Conquista del Sur

Publicado: diciembre 18, 2008 en General

En principio fue el desarraigo. Hubo claro, un cierto espíritu de conquista: civilizar, convertir a la fe, ocupar los vastos territorios salvajes.

En el Sur del Sur no había civilizaciones. Solamente inmensidad fértil, sin árboles ni piedra. Sólo el agua del Sudeste en el invierno, y el sol abrasador en el verano.

En pocos años, hidalgos, criollos, y mancebos de la tierra, forjaron una raza nueva.

Bajaron del Norte, a fundar nuevamente Buenos Aires, a darle el águila negra de su bandera, el escudo de armas de Juan de Garay.

El noble Don Pedro de Mendoza, había sido arrasado por el barro y por el hambre.

Las puertas de la tierra resultaban esquivas al océano.

Los hombres del confín, no atendían con demasiado rigor las leyes de la corona, porque el territorio imponía sus propias leyes, para poder cumplir con su destino.

Se acristianaron, como pueden hacerlo unos hombres solos, en una Patria nueva y salvaje, que se hace caminando y caminando, cuando los caballos se mueren, se comen, o simplemente no sirven.

Los curas se hicieron responsables de Cristo como pudieron, frente a la desnudez del paisaje y las mujeres. Regía la antigua religión de la voluntad y el acero, que siempre implica cierta devaluación sacerdotal.

El Cristo que colgaba del crucifijo, aún siendo Dios, se sobresaltó un instante ante sus hijos. Bendijo en silencio las espadas, y sintió admiración por los hombres de hierro que la muerte solar, pronto le arrebataría. Sobre la superficie oscura del río, rodaron sus lágrimas de Dios y de sangre.

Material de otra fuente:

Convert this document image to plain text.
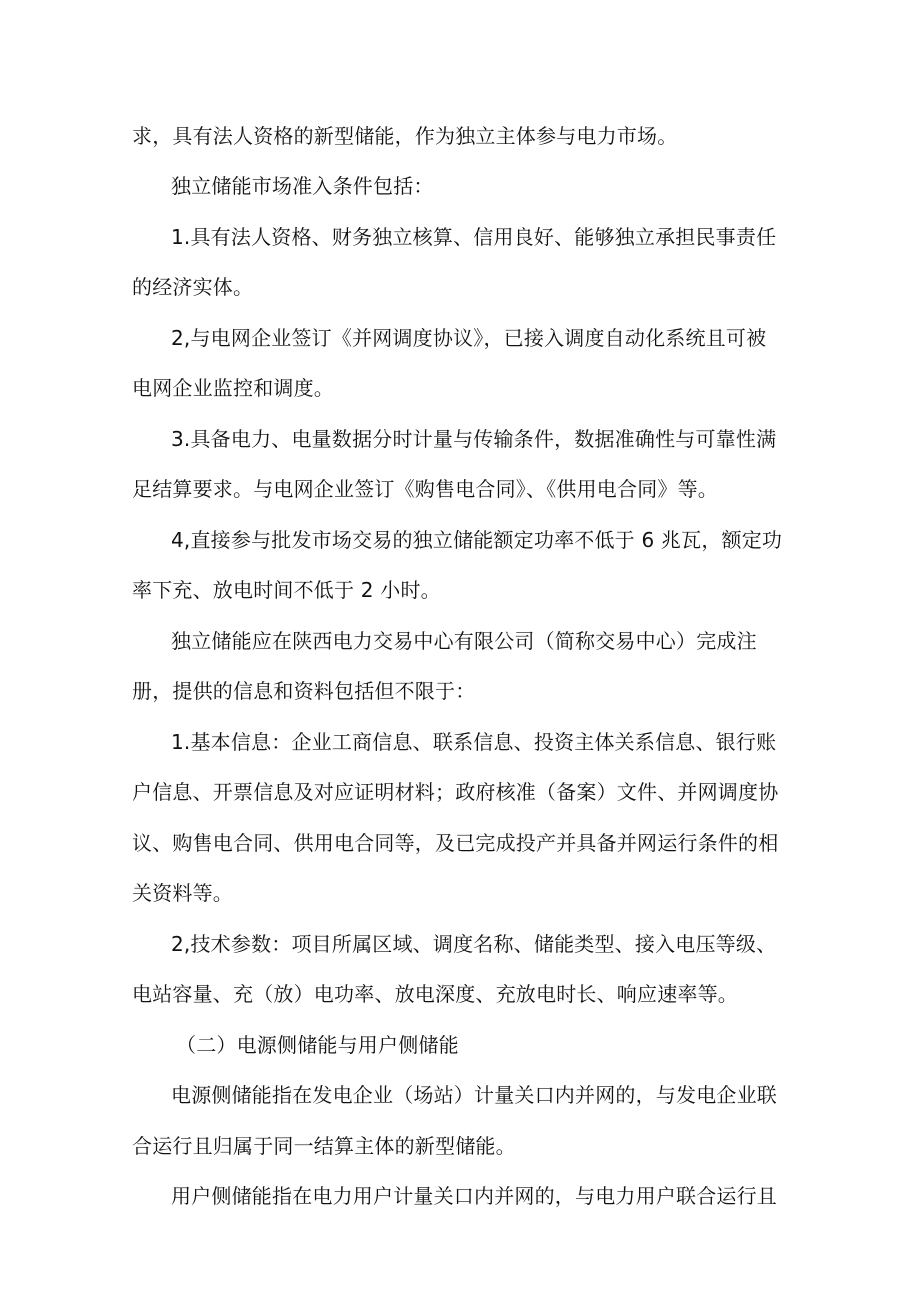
求，具有法人资格的新型储能，作为独立主体参与电力市场。

独立储能市场准入条件包括：

1.具有法人资格、财务独立核算、信用良好、能够独立承担民事责任

的经济实体。

2,与电网企业签订《并网调度协议》，已接入调度自动化系统且可被

电网企业监控和调度。

3.具备电力、电量数据分时计量与传输条件，数据准确性与可靠性满

足结算要求。与电网企业签订《购售电合同》、《供用电合同》等。

4,直接参与批发市场交易的独立储能额定功率不低于 6 兆瓦，额定功

率下充、放电时间不低于 2 小时。

独立储能应在陕西电力交易中心有限公司（简称交易中心）完成注

册，提供的信息和资料包括但不限于：

1.基本信息：企业工商信息、联系信息、投资主体关系信息、银行账

户信息、开票信息及对应证明材料；政府核准（备案）文件、并网调度协

议、购售电合同、供用电合同等，及已完成投产并具备并网运行条件的相

关资料等。

2,技术参数：项目所属区域、调度名称、储能类型、接入电压等级、

电站容量、充（放）电功率、放电深度、充放电时长、响应速率等。

（二）电源侧储能与用户侧储能

电源侧储能指在发电企业（场站）计量关口内并网的，与发电企业联

合运行且归属于同一结算主体的新型储能。

用户侧储能指在电力用户计量关口内并网的，与电力用户联合运行且
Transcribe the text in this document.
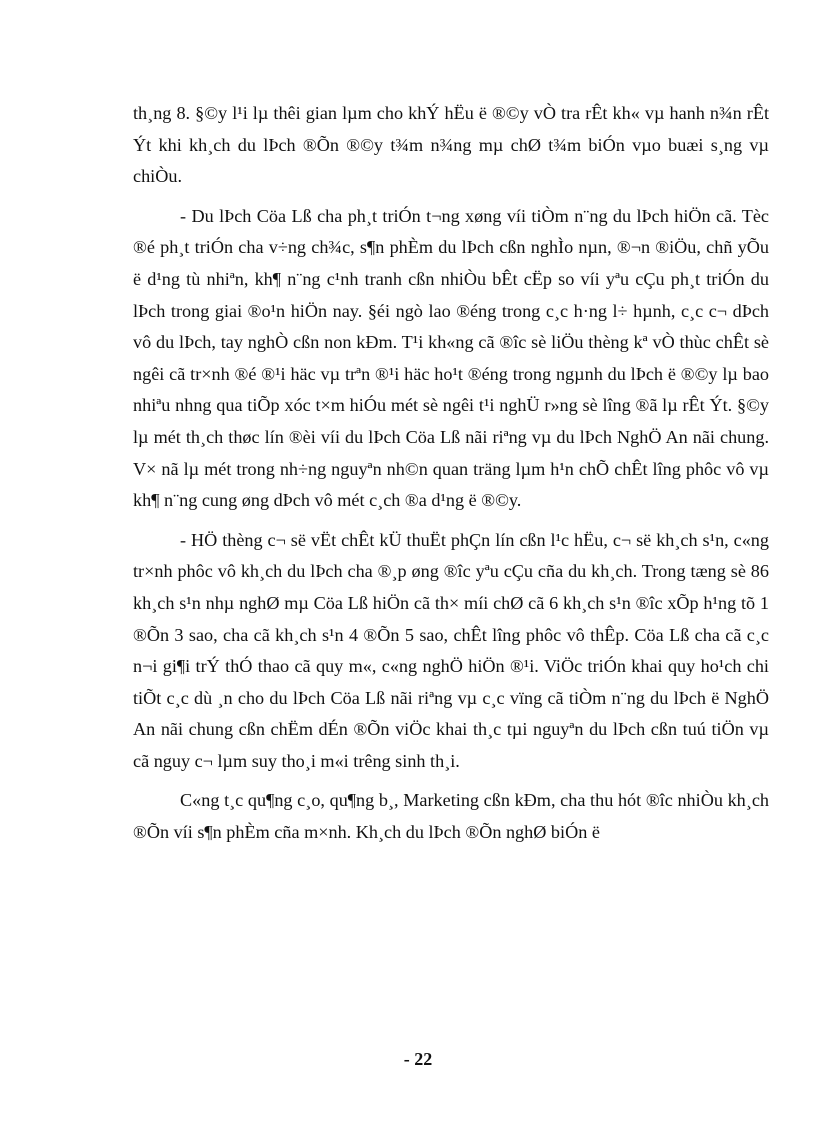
th¸ng 8. §©y l¹i lµ thêi gian lµm cho khÝ hËu ë ®©y vÒ tra rÊt kh« vµ hanh n¾n rÊt Ýt khi kh¸ch du lÞch ®Õn ®©y t¾m n¾ng mµ chØ t¾m biÓn vµo buæi s¸ng vµ chiÒu.

- Du lÞch Cöa Lß cha ph¸t triÓn t¬ng xøng víi tiÒm n¨ng du lÞch hiÖn cã. Tèc ®é ph¸t triÓn cha v÷ng ch¾c, s¶n phÈm du lÞch cßn nghÌo nµn, ®¬n ®iÖu, chñ yÕu ë d¹ng tù nhiªn, kh¶ n¨ng c¹nh tranh cßn nhiÒu bÊt cËp so víi yªu cÇu ph¸t triÓn du lÞch trong giai ®o¹n hiÖn nay. §éi ngò lao ®éng trong c¸c h·ng l÷ hµnh, c¸c c¬ dÞch vô du lÞch, tay nghÒ cßn non kÐm. T¹i kh«ng cã ®îc sè liÖu thèng kª vÒ thùc chÊt sè ngêi cã tr×nh ®é ®¹i häc vµ trªn ®¹i häc ho¹t ®éng trong ngµnh du lÞch ë ®©y lµ bao nhiªu nhng qua tiÕp xóc t×m hiÓu mét sè ngêi t¹i nghÜ r»ng sè lîng ®ã lµ rÊt Ýt. §©y lµ mét th¸ch thøc lín ®èi víi du lÞch Cöa Lß nãi riªng vµ du lÞch NghÖ An nãi chung. V× nã lµ mét trong nh÷ng nguyªn nh©n quan träng lµm h¹n chÕ chÊt lîng phôc vô vµ kh¶ n¨ng cung øng dÞch vô mét c¸ch ®a d¹ng ë ®©y.

- HÖ thèng c¬ së vËt chÊt kÜ thuËt phÇn lín cßn l¹c hËu, c¬ së kh¸ch s¹n, c«ng tr×nh phôc vô kh¸ch du lÞch cha ®¸p øng ®îc yªu cÇu cña du kh¸ch. Trong tæng sè 86 kh¸ch s¹n nhµ nghØ mµ Cöa Lß hiÖn cã th× míi chØ cã 6 kh¸ch s¹n ®îc xÕp h¹ng tõ 1 ®Õn 3 sao, cha cã kh¸ch s¹n 4 ®Õn 5 sao, chÊt lîng phôc vô thÊp. Cöa Lß cha cã c¸c n¬i gi¶i trÝ thÓ thao cã quy m«, c«ng nghÖ hiÖn ®¹i. ViÖc triÓn khai quy ho¹ch chi tiÕt c¸c dù ¸n cho du lÞch Cöa Lß nãi riªng vµ c¸c vïng cã tiÒm n¨ng du lÞch ë NghÖ An nãi chung cßn chËm dÉn ®Õn viÖc khai th¸c tµi nguyªn du lÞch cßn tuú tiÖn vµ cã nguy c¬ lµm suy tho¸i m«i trêng sinh th¸i.

C«ng t¸c qu¶ng c¸o, qu¶ng b¸, Marketing cßn kÐm, cha thu hót ®îc nhiÒu kh¸ch ®Õn víi s¶n phÈm cña m×nh. Kh¸ch du lÞch ®Õn nghØ biÓn ë

- 22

Las naos quedaron calladas y vacías, y el agua entregó las almas al desierto, como a un espejo seco, de su misma extensión interminable.

La humedad y el hambre pronto dominaron el metal. No era nada la espada, en una extensión que disminuye al hombre a la angustia de la insignificancia. Entonces nació la lanza, el galope, la boleadora robada al salvaje.

Siempre fueron hijos del exilio. Los reyes de Europa ya respiraban su decadencia iluminista, la España imperial entraba lentamente en su último sueño, mientras ellos se elevaban a una nueva nobleza. Galoparon sin tiempo bajo las estrellas. Trajeron mujeres, árboles, caballos, mastines, pero ninguna cosa fue la misma al descender de los navíos.

Pelearon contra el indio, contra el contrabandista del norte y del puerto, contra el inglés. Pelearon las guerras civiles de la decadencia imperial. Pero no los venció un ejército, sino el comercio. No fue la sangre sino la moneda, la que degradó su cercanía con el cielo.

Comenzó entonces el exilio interior. Un destierro más cruel que el anterior.

Lo que no quiso degradarse al dominio del dinero, fue muerto sin más.

Luego llegaron otros, los que Europa expulsaba, porque ya no le eran necesarios: trabajadores, soldados, políticos, nobles. Los derrotados de su grandeza vencida.

Nadie sabrá jamás cuántos fueron, ni su verdadera historia. Es parte del mito. Caminaron pensativos por los apretados senderos de los jardines oscuros. Yo llegué a verlos. Ya no están. Ahora la densa vegetación también espera morir.

De la tristeza y la lejanía nació un alma poderosa, que debió ser asesinada, con ingentes recursos por el enemigo. Y en eso estamos ahora, en el morir del alma, de la voluntad, de los objetos, de la estética, de todo lo elevado que hubo en esta tierra inacabable, que ya no es nuestra.